Mid Cheshire College was based across two main sites:

- Hartford campus, the main campus, located in Hartford, offered courses including Art & Design, Performing Arts, Photography, Fashion, Engineering, Construction, Motor Vehicle, Business, ICT and Travel & Tourism. Beginning in 2008, the college began a large redevelopment of its Hartford campus replacing older buildings this included a new £3.5m Arts and Creative Media Building.
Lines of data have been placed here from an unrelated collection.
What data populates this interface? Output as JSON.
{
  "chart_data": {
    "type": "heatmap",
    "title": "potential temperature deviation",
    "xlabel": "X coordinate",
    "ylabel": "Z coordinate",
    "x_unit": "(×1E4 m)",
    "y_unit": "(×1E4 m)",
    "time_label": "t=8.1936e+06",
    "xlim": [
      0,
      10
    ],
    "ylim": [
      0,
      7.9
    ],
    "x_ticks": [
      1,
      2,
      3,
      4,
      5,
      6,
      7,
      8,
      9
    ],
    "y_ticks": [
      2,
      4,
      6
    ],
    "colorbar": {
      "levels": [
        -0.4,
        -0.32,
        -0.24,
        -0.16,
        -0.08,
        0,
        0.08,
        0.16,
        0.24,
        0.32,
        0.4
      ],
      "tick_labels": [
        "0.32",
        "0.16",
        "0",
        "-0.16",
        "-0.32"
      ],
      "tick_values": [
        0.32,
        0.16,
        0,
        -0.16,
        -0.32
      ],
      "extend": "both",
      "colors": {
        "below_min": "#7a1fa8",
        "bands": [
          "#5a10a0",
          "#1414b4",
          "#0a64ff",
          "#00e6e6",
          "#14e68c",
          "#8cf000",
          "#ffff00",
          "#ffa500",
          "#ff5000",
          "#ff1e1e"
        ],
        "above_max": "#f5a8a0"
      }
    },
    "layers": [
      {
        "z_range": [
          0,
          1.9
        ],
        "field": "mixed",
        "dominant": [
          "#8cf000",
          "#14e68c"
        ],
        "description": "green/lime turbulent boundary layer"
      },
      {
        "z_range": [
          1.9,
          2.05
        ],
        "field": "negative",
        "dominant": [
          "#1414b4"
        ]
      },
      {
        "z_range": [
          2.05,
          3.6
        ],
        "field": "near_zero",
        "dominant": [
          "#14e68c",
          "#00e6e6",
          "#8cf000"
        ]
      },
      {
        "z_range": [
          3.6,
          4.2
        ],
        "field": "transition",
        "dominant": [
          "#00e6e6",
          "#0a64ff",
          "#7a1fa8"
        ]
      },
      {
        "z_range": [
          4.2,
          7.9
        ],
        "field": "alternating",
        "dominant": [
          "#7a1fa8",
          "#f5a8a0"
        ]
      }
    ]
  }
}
In 2012, the Centre of Creative Arts and Sport opened to host sport, fashion, photography, dance, media, music and the performing arts.
- Winsford campus, in 2010 a new £10m campus opened to host courses in health and social care, child care, adult learning, and public uniformed services.

==Closure and redevelopment==
In September 2018, a year after Mid Cheshire College merged with Warrington Collegiate to form Warrington and Vale Royal College in August 2017, Hartford campus was closed with the loss of 56 jobs. Despite local opposition from the local council, the new college said the decision was because the Hartford campus was ‘seriously under-utilised’. In August 2019, Sports England officially objected to plans to demolish the £7.5million Sports Centre (which opened in 2012) by the housing development company that acquired the former Hartford campus. In March 2020, plans to build 108 homes on the former campus site were passed after Cheshire West and Chester Council planning officers recommended it for approval. However, three years later the developer went to administration leaving the land as an unfinished building site. In 2023, the Weaver Vale MP, Mike Amesbury, who opposed the development, demanded action from the local government and Government agency Homes England.